Mysore at the end of the seventeenth century.

==Legacy==
According to Subrahmanyam 1989, the state that Devaraja Wodeyar II left for his son was "at one and the same time a strong and a weak state." Although it had uniformly expanded in size from the mid-seventeenth century to the early eighteenth, it had done so as a result of alliances that tended to hinder the very stability of the expansions. Some of the southeastern conquests described above (such as of Salem), although involving regions that were not of direct interest to the Mughals, were nonetheless the result of alliances with Mughal Faujdar Diwan of Sira and with Venkoji, the Maratha ruler of Tanjore. For example, the siege of Trichnopoly had to be abandoned because the alliance had begun to rupture. Similarly, in addition to receiving a signet ring and a sword described above, a consequence of the embassy sent to Aurangzeb in the Deccan in 1700 was a formal subordination to Mughal authority and a requirement to pay annual tribute.

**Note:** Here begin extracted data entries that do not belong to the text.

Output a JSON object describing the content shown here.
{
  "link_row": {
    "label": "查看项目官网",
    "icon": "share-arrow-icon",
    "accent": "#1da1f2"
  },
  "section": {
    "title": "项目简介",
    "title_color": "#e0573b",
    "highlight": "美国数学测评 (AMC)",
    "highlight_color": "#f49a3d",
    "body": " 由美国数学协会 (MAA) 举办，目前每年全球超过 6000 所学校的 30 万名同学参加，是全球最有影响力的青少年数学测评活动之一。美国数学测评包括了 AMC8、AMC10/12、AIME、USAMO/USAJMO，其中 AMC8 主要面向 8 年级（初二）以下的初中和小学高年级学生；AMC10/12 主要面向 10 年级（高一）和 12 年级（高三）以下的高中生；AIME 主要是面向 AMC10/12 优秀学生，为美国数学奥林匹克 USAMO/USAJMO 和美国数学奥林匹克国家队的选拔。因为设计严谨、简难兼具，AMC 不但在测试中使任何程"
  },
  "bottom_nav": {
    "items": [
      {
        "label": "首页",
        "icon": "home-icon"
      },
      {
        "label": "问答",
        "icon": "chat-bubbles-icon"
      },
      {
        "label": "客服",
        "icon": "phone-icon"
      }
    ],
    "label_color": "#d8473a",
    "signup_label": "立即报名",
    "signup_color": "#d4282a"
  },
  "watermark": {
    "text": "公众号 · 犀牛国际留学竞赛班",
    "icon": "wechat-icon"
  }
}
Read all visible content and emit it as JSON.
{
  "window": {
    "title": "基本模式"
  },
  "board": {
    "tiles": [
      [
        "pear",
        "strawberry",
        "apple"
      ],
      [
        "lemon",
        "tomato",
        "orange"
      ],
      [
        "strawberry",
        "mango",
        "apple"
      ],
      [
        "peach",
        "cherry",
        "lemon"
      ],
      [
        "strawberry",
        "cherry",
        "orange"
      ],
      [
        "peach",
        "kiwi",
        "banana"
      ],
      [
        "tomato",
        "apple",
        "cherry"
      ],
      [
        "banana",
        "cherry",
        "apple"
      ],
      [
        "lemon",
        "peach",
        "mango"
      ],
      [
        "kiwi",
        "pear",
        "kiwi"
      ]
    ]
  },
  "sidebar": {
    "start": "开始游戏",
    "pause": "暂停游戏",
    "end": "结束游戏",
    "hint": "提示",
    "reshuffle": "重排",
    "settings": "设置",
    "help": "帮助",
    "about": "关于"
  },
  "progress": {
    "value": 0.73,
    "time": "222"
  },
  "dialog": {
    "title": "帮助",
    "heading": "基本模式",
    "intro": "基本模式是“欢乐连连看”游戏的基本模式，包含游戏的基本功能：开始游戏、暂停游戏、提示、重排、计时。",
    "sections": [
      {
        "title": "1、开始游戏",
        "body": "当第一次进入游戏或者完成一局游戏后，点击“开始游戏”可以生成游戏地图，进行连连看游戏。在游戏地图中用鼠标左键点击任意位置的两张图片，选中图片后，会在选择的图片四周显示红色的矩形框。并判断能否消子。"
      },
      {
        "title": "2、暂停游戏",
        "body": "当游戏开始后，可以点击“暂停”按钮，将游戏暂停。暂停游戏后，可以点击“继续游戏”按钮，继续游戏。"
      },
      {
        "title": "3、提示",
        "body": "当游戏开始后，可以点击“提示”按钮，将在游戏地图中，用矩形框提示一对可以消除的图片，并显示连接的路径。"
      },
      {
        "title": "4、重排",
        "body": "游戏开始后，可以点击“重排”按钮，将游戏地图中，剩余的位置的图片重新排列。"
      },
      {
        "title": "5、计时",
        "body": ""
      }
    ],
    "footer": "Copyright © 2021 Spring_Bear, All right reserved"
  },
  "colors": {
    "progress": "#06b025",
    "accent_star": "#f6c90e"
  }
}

There is evidence, too, that the administrative reforms mentioned above might have been a direct result of Mughal influence.

Chikka Devaraya was a devout and learned Śrīvaiṣṇava, evidenced in his two surviving works of poetry: the Gītagōpālam and Cikadēvarāya Binnapaṃ. The Gītagōpālam is a musical work revolving around the life and glories of Kṛṣṇa, composed as "celebration of Hari, conducive to the final liberation." S.G. Narasiṃhācāryar and M.A. Rāmānujaiyaṅgār speculate that Chikka Devaraya may have had the work organized by Tirumalārya, his court poet who composed his vaṃśāvali, among other writings about the king. The Binnapaṃ is a versified theological work, dealing with many key issues of Śrīvaiṣṇava teaching.